Chères lectrices, chers lecteurs,
À l’heure à laquelle nous écrivons ces lignes, on nous annonce un réveil dominical sous un ciel voilé… Et sous un climat à peu près tempéré : 16 °C à Lille et à Brest, 18 °C à Paris et 23 °C à Perpignan, selon Météo France. Enfin une période un peu plus apaisée ! Après une canicule extrêmement précoce, suivie par une chute spectaculaire des températures dans tout le pays… Il faut s’y résoudre, la France, comme toute l’Europe, subit les effets du changement climatique : des prévisions météo qui s’affolent, des dômes de chaleur, des tempêtes de grêle, des vents violents…
Ces aléas et ces extrêmes révèlent parfois le meilleur de la société française, remarquait l’été dernier Die Tageszeitung : le journal berlinois comparait les réactions en France, notamment les soins et l’attention portés aux plus fragiles, avec ce qui se fait en Allemagne.

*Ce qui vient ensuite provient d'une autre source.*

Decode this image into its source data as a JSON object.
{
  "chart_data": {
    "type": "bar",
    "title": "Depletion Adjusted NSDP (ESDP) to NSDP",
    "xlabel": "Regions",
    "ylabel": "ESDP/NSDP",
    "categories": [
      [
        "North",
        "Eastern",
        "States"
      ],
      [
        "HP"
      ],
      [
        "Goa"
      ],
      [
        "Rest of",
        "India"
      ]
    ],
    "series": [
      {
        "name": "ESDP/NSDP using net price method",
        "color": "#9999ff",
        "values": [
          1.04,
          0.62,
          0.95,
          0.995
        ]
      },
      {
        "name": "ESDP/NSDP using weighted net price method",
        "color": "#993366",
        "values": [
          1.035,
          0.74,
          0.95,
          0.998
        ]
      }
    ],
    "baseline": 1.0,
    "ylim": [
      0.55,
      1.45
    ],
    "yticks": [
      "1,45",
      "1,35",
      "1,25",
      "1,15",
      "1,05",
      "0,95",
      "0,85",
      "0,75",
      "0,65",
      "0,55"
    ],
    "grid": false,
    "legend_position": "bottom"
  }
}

Et pour lui, le constat est clair : la France a beaucoup appris de la canicule meurtrière de 2003, et est davantage préparée que sa voisine à affronter celles qui s’annoncent.
Mais puisque cette journée de dimanche s’annonce douce, semble-t-il, quittons là les affolantes questions climatiques et revenons à des terrains bien connus, qui inspirent nombre de ces chroniques. Premier d’entre eux : notre relation agitée avec nos voisins britanniques. Quel que soit le contexte politique, de l’Entente cordiale au Brexit, nous poursuivons avec délice notre histoire d’amour vache avec les Anglais, pétrie d’agacement, d’admiration et de railleries mutuels. C’est ce que résume fort bien l’article que nous vous proposons de lire aujourd’hui.
Il nous vient du Daily Telegraph, quotidien conservateur s’il en est, et adepte d’une verve piquante et savoureuse. L’écrivain et journaliste Sean Thomas, fort inspiré par le fait que les Frenchies boivent à présent plus de bière que de vin, y liste ce que nous avons encore à apprendre des Britanniques – en plus de l’amour de la bière, donc…
Une liste toute personnelle, il le dit lui-même, et totalement de mauvaise foi – ça, c’est nous qui l’ajoutons.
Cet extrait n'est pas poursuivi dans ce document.